Normative research on public participation in government related to desirable amounts and modes of participation has been flourishing. However, positive research explaining variations in real-world participation processes, while gaining momentum, is still thin and fragmented. This article aims to further the positive perspective by examining differences in participatory budgeting (PB) and the reasons for these differences in six New York City council districts based on fieldwork and secondary sources. The evidence suggests that district offices were invested in PB to gain strategic advantages, such as answering calls for political renewal, recovering from a mismanagement scandal, and signaling progressive values. Similarly, civil society organizations steered their resources toward PB only if they were interested in agenda items and in doing work with as opposed to against public officials. In the end, this study discusses implications for positive research and possible external interventions to achieve more even participation standards.


"Does Participatory Budgeting Change the Share of Public Funding to Low Income Neighborhoods?" (with Robert Bifulco). Public Budgeting & Finance, 2019, 39(1), 45-66.
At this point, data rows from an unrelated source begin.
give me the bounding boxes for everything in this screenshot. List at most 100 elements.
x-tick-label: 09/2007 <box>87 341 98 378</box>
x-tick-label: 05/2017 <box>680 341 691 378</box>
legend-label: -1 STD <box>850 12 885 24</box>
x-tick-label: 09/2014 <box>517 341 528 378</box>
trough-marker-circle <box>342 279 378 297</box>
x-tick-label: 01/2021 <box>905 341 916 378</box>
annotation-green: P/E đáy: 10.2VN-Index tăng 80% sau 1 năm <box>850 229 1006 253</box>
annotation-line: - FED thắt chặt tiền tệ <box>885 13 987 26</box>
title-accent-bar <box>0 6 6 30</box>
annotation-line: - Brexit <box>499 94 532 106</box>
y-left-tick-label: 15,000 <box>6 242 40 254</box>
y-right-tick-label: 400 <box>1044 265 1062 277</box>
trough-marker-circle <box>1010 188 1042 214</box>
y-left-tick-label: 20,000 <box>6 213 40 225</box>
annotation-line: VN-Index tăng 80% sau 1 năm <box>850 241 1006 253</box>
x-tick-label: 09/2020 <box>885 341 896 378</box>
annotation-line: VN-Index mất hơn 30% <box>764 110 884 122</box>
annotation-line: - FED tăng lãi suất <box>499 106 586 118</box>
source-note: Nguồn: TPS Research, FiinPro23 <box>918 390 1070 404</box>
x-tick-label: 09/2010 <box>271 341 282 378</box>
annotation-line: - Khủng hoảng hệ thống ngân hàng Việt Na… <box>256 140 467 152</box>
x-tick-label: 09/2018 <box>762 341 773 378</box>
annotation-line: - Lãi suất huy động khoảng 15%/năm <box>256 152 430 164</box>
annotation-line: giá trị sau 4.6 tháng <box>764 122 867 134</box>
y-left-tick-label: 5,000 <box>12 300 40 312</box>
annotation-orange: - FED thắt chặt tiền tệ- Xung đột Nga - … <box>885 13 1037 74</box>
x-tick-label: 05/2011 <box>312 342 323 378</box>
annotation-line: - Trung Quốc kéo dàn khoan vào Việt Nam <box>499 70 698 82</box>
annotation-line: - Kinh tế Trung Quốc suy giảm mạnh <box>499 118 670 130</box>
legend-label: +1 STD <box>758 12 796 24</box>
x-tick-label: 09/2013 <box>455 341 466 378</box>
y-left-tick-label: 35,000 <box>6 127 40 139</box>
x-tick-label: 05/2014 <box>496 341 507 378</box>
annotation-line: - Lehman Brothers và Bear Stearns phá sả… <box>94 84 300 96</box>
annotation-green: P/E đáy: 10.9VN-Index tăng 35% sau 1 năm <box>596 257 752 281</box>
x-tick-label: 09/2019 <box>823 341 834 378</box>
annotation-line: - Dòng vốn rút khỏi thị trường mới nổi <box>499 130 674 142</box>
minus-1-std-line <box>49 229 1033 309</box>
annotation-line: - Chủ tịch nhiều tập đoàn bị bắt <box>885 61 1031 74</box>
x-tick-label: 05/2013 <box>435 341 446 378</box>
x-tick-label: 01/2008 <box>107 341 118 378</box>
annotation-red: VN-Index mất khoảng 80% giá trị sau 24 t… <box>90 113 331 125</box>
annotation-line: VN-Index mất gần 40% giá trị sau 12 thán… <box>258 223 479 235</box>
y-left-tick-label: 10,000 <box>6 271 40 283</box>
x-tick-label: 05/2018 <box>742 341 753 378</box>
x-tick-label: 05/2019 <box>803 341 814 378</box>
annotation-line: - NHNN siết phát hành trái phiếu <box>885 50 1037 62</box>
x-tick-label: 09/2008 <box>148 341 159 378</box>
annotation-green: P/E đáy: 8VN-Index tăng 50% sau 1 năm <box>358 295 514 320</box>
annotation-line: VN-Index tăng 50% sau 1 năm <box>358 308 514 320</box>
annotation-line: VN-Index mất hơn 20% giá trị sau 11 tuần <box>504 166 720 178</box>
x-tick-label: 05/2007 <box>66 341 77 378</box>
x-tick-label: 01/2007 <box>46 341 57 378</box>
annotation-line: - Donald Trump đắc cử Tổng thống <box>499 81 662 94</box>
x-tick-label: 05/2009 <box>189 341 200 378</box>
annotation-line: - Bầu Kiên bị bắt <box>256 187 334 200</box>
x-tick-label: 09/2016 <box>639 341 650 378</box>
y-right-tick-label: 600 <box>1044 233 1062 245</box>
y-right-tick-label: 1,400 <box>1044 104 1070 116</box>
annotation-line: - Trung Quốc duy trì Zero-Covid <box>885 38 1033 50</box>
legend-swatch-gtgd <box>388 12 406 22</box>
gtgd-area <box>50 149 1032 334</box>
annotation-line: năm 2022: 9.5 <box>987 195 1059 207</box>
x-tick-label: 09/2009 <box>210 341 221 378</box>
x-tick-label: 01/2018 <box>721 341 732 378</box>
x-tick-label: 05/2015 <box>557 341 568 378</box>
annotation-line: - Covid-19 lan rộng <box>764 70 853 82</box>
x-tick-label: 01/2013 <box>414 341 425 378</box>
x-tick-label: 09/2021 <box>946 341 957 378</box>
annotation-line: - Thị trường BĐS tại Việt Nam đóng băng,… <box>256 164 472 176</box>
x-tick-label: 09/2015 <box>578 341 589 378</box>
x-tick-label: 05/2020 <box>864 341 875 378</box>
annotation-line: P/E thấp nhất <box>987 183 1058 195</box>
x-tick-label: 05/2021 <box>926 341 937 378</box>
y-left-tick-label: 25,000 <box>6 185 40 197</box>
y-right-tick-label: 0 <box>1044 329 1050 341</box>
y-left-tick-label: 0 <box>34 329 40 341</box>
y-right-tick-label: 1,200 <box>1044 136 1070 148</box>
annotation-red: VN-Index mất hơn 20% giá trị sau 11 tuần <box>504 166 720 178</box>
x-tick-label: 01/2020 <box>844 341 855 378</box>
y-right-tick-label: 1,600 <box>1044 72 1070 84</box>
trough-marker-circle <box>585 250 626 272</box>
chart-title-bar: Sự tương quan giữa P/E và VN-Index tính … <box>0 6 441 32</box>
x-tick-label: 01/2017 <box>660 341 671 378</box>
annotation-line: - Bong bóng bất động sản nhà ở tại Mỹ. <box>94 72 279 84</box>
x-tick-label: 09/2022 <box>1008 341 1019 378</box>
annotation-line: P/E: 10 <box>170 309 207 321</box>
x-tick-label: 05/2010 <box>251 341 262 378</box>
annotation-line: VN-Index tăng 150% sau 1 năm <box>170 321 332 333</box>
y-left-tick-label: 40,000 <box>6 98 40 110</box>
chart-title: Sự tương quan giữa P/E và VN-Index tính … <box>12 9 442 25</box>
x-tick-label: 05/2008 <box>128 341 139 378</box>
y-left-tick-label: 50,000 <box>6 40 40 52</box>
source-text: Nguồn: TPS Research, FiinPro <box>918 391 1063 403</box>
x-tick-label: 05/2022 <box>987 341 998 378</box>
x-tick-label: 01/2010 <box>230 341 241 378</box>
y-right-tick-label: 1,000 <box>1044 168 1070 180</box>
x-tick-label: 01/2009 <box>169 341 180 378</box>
Using a newly compiled dataset, we measure the effects of participatory budgeting on the allocation of capital funding among areas of different income levels within New York City council districts. A difference-in-differences design compares changes in the allocation of funding in adopting districts before and after the adoption of participatory budgeting to changes over the same period among a control group consisting of later adopters. On average, adopting districts increase funding in the next to the lowest income census tracts more than the control group, but participatory budgeting does not redirect funds to the lowest income census tracts.